Phase 4: Add Payments with Stripe
1. Install Stripe
npm install stripe @stripe/stripe-js
2. Set up Stripe with Cursor
Set up Stripe subscriptions for this Next.js app. I need:
- A pricing page with two tiers: Free (5 links) and Pro ($9/mo, unlimited links)
- Stripe Checkout for the Pro subscription flow
- A webhook endpoint to sync subscription status to Supabase
- A users_subscriptions table to track plan status
- Logic to enforce the 5-link limit on the free tier
3. Add the pricing page
Use v0 to generate the pricing component, then connect it to your Stripe flow:
v0 prompt:
Create a pricing comparison page with two tiers: Free and Pro.
Modern design, dark mode, shadcn/ui.
Include a "Get Started" button for free and "Upgrade to Pro" for the paid tier.
Include feature list comparison with checkmarks.
Phase 5: Deploy
Deploy to Vercel
npx vercel --prod
Add environment variables in the Vercel dashboard:
NEXT_PUBLIC_SUPABASE_URLNEXT_PUBLIC_SUPABASE_ANON_KEYSUPABASE_SERVICE_ROLE_KEYSTRIPE_SECRET_KEYSTRIPE_WEBHOOK_SECRETNEXT_PUBLIC_STRIPE_PUBLISHABLE_KEY
Configure Supabase Auth redirect
In Supabase → Authentication → URL Configuration, add your Vercel URL to the allowed redirect URLs.
Common Pitfalls and Fixes
v0 output uses components you haven’t installed: Run npx shadcn@latest add [component-name]
Supabase RLS blocking your requests: Double-check your policies. In development, you can temporarily set alter table links disable row level security to diagnose.
Stripe webhook signature fails in development: Use stripe listen --forward-to localhost:3000/api/webhooks/stripe to test webhooks locally.

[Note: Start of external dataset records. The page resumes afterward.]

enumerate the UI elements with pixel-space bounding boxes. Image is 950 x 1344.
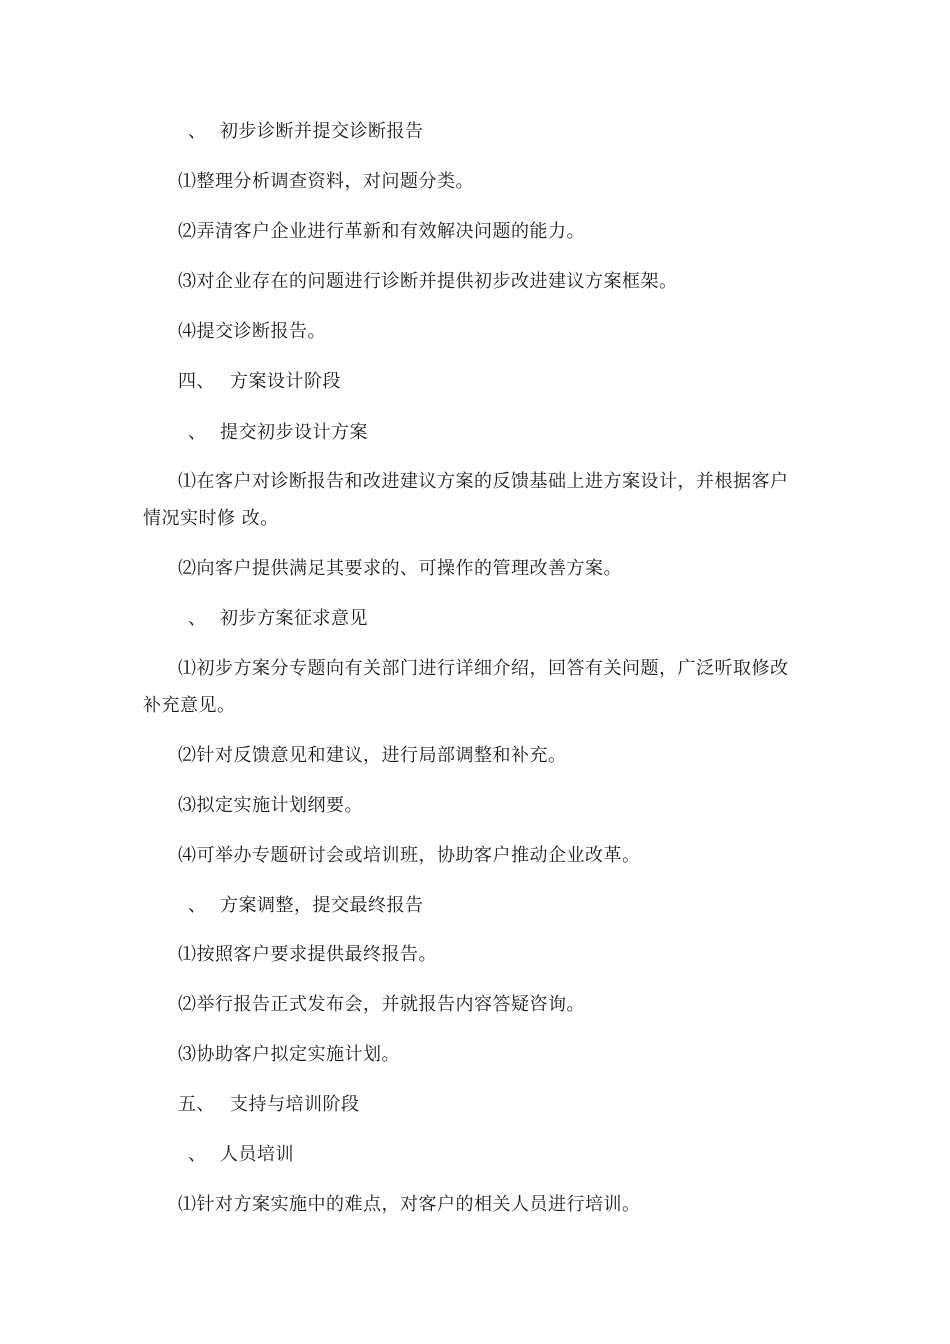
subheading-text: 方案调整，提交最终报告 xyxy=(220,895,424,916)
paragraph: ⑴针对方案实施中的难点，对客户的相关人员进行培训。 xyxy=(178,1194,641,1215)
subheading-text: 初步诊断并提交诊断报告 xyxy=(220,121,424,142)
subheading-text: 人员培训 xyxy=(220,1144,294,1165)
list-marker: 、 xyxy=(188,422,207,443)
subheading-final-report xyxy=(188,894,424,918)
paragraph: ⑵举行报告正式发布会，并就报告内容答疑咨询。 xyxy=(178,994,585,1015)
paragraph: ⑶拟定实施计划纲要。 xyxy=(178,795,363,816)
list-marker: 、 xyxy=(188,121,207,142)
paragraph: ⑴初步方案分专题向有关部门进行详细介绍，回答有关问题，广泛听取修改 xyxy=(178,658,789,679)
section-heading-text: 支持与培训阶段 xyxy=(230,1094,360,1115)
list-marker: 、 xyxy=(188,608,207,629)
paragraph: ⑵针对反馈意见和建议，进行局部调整和补充。 xyxy=(178,745,567,766)
subheading-preliminary-diagnosis xyxy=(188,120,424,144)
paragraph: ⑴按照客户要求提供最终报告。 xyxy=(178,944,437,965)
subheading-text: 提交初步设计方案 xyxy=(220,422,368,443)
section-heading-support-training xyxy=(178,1093,360,1117)
paragraph: ⑵弄清客户企业进行革新和有效解决问题的能力。 xyxy=(178,221,585,242)
paragraph: ⑶对企业存在的问题进行诊断并提供初步改进建议方案框架。 xyxy=(178,271,678,292)
section-heading-plan-design xyxy=(178,370,341,394)
paragraph: ⑷可举办专题研讨会或培训班，协助客户推动企业改革。 xyxy=(178,845,641,866)
paragraph: ⑴整理分析调查资料，对问题分类。 xyxy=(178,171,474,192)
paragraph: ⑶协助客户拟定实施计划。 xyxy=(178,1044,400,1065)
subheading-solicit-opinions xyxy=(188,607,368,631)
section-heading-text: 方案设计阶段 xyxy=(230,371,341,392)
subheading-personnel-training xyxy=(188,1143,294,1167)
list-marker: 、 xyxy=(188,895,207,916)
paragraph-continuation: 补充意见。 xyxy=(143,695,236,716)
section-number: 五、 xyxy=(178,1094,215,1115)
subheading-text: 初步方案征求意见 xyxy=(220,608,368,629)
paragraph: ⑵向客户提供满足其要求的、可操作的管理改善方案。 xyxy=(178,558,622,579)
section-number: 四、 xyxy=(178,371,215,392)
paragraph: ⑴在客户对诊断报告和改进建议方案的反馈基础上进方案设计，并根据客户 xyxy=(178,471,789,492)
subheading-initial-design xyxy=(188,421,368,445)
paragraph: ⑷提交诊断报告。 xyxy=(178,321,326,342)
paragraph-continuation: 情况实时修 改。 xyxy=(143,508,279,529)
list-marker: 、 xyxy=(188,1144,207,1165)
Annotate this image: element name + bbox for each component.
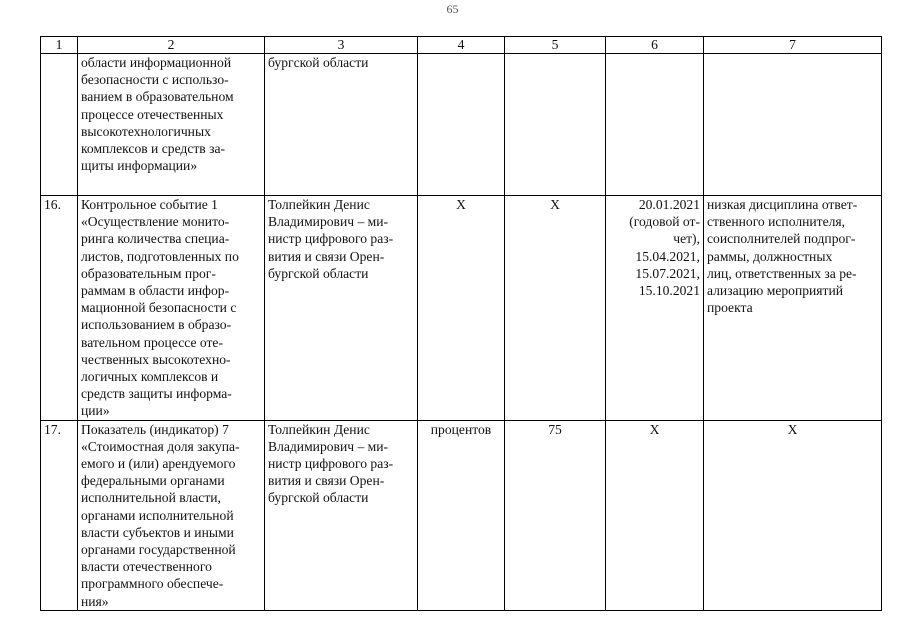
table-row <box>41 420 882 610</box>
unit-cell: процентов <box>418 420 505 610</box>
dates-cell <box>606 54 704 196</box>
dates-cell: 20.01.2021 (годовой от- чет), 15.04.2021, 15.07.2021, 15.10.2021 <box>606 196 704 421</box>
responsible-cell: Толпейкин Денис Владимирович – ми- нистр цифрового раз- вития и связи Орен- бургской области <box>265 196 418 421</box>
column-header-6: 6 <box>606 37 704 54</box>
event-cell: Показатель (индикатор) 7 «Стоимостная доля закупа- емого и (или) арендуемого федеральными органами исполнительной власти, органами исполнительной власти субъектов и иными органами государственной власти отечественного программного обеспече- ния» <box>78 420 265 610</box>
risks-cell <box>704 54 882 196</box>
value-cell <box>505 54 606 196</box>
schedule-table <box>40 36 882 611</box>
table-row <box>41 196 882 421</box>
risks-cell: Х <box>704 420 882 610</box>
column-number-row <box>41 37 882 54</box>
responsible-cell: бургской области <box>265 54 418 196</box>
risks-cell: низкая дисциплина ответ- ственного исполнителя, соисполнителей подпрог- раммы, должностных лиц, ответственных за ре- ализацию мероприятий проекта <box>704 196 882 421</box>
value-cell: 75 <box>505 420 606 610</box>
event-cell: Контрольное событие 1 «Осуществление монито- ринга количества специа- листов, подготовленных по образовательным прог- раммам в области инфор- мационной безопасности с использованием в образо- вательном процессе оте- чественных высокотехно- логичных комплексов и средств защиты информа- ции» <box>78 196 265 421</box>
value-cell: Х <box>505 196 606 421</box>
column-header-7: 7 <box>704 37 882 54</box>
unit-cell: Х <box>418 196 505 421</box>
responsible-cell: Толпейкин Денис Владимирович – ми- нистр цифрового раз- вития и связи Орен- бургской области <box>265 420 418 610</box>
column-header-1: 1 <box>41 37 78 54</box>
row-number-cell: 16. <box>41 196 78 421</box>
event-cell: области информационной безопасности с использо- ванием в образовательном процессе отечественных высокотехнологичных комплексов и средств за- щиты информации» <box>78 54 265 196</box>
table-row <box>41 54 882 196</box>
unit-cell <box>418 54 505 196</box>
row-number-cell: 17. <box>41 420 78 610</box>
dates-cell: Х <box>606 420 704 610</box>
row-number-cell <box>41 54 78 196</box>
page-number: 65 <box>446 2 459 16</box>
column-header-4: 4 <box>418 37 505 54</box>
column-header-3: 3 <box>265 37 418 54</box>
column-header-2: 2 <box>78 37 265 54</box>
column-header-5: 5 <box>505 37 606 54</box>
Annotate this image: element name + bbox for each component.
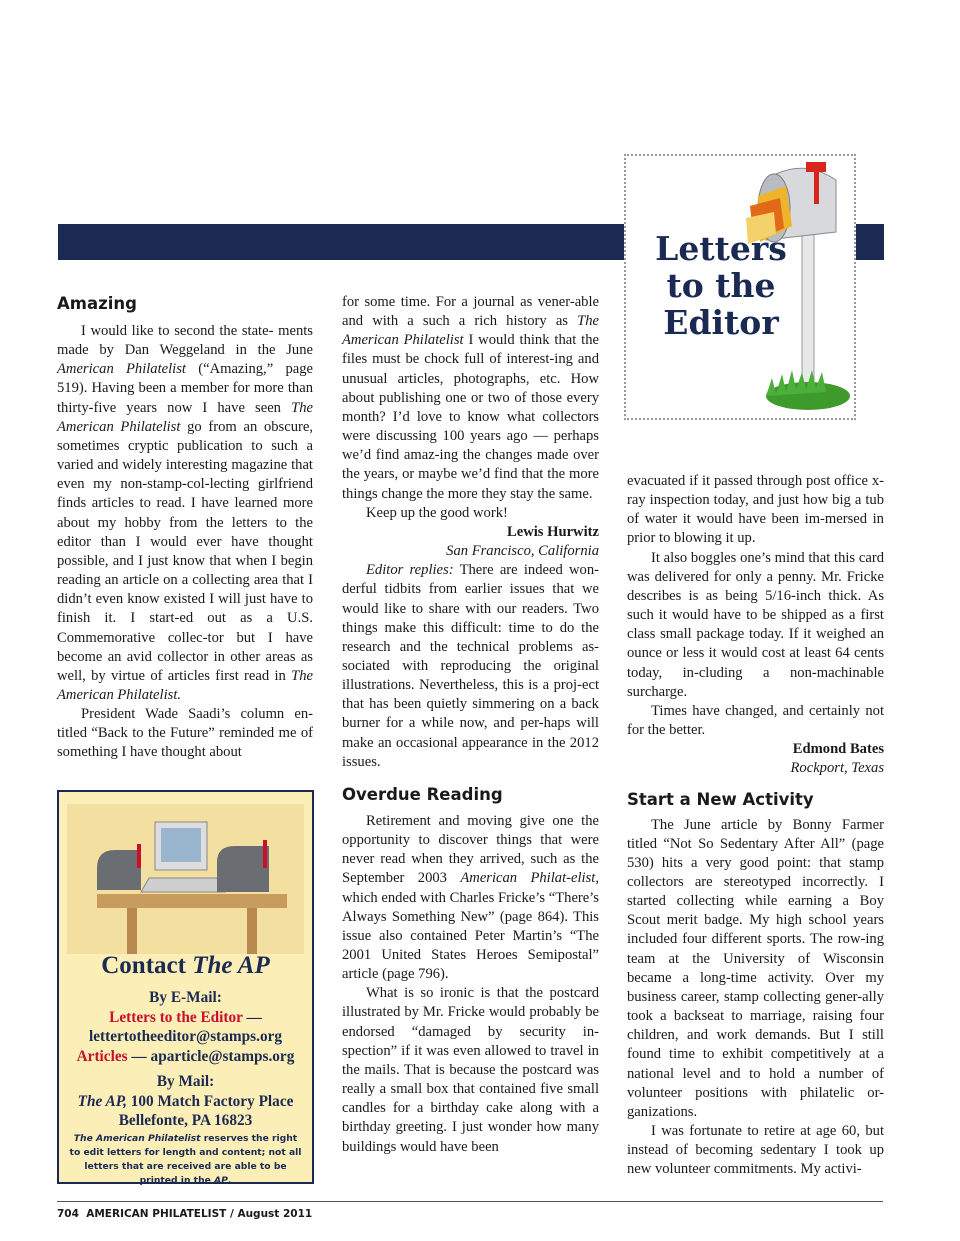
contact-title: Contact The AP (101, 952, 270, 979)
articles-email-link[interactable]: aparticle@stamps.org (150, 1047, 295, 1065)
paragraph: I would like to second the state- ments made by Dan Weggeland in the June American Philatelist (“Amazing,” page 519). Having been a member for more than thirty-five years now I have seen The American Philatelist go from an obscure, sometimes cryptic publication to such a varied and widely interesting magazine that even my non-stamp-col-lecting girlfriend finds articles to read. I have learned more about my hobby from the letters to the editor than I would ever have thought possible, and I just know that when I begin reading an article on a collecting area that I didn’t even know existed I will just have to finish it. I start-ed out as a U.S. Commemorative collec-tor but I have become an avid collector in other areas as well, by virtue of articles first read in The American Philatelist. (57, 323, 314, 703)
mailboxes-computer-icon (67, 804, 304, 954)
footer-divider (57, 1201, 883, 1202)
paragraph: What is so ironic is that the postcard illustrated by Mr. Fricke would probably be endorsed “damaged by security in-spection” if it was even allowed to travel in the mails. That is because the postcard was really a small box that contained five small candles for a birthday cake along with a birthday greeting. I just wonder how many buildings would have been (342, 985, 599, 1155)
column-3 (627, 472, 884, 1179)
signature-place: San Francisco, California (446, 543, 599, 560)
heading-overdue-reading: Overdue Reading (342, 784, 503, 804)
contact-note: The American Philatelist reserves the right to edit letters for length and content; not all letters that are received are able to be printed in the AP. (69, 1133, 302, 1186)
signature-name: Edmond Bates (792, 741, 884, 758)
contact-info: By E-Mail: Letters to the Editor — lettertotheeditor@stamps.org Articles — aparticle@stamps.org By Mail: The AP, 100 Match Factory Place Bellefonte, PA 16823 (59, 988, 312, 1131)
title-line-3: Editor (663, 303, 779, 342)
signature-name: Lewis Hurwitz (506, 523, 599, 540)
paragraph: I was fortunate to retire at age 60, but instead of becoming sedentary I took up new volunteer commitments. My activi- (627, 1123, 884, 1178)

TypeScript errors on Supabase queries: Install the Supabase TypeScript types with npx supabase gen types typescript --project-id [your-project-id] > src/types/supabase.ts
What You Should Have
After completing this guide:
- A working SaaS with auth, database, core feature, and payments
- Deployed to production
- Basic RLS security in place
This foundation supports any SaaS idea. Swap out the link shortener feature for whatever your product does, and the auth/payment/deployment scaffolding works the same.
Time Investment
| Phase | Time with AI | Without AI |
|---|---|---|
| UI scaffolding | 2-3 hours | 2-3 days |
| Auth setup | 30 min | 4-8 hours |
| Core feature | 4-8 hours | 2-5 days |
| Payments | 2-3 hours | 1-2 days |
| Deployment | 30 min | 2-4 hours |
| Total | 1-2 days | 2-3 weeks |
The AI tools don’t eliminate the work — they compress it. You still need to understand what’s being built and debug the parts that don’t work correctly.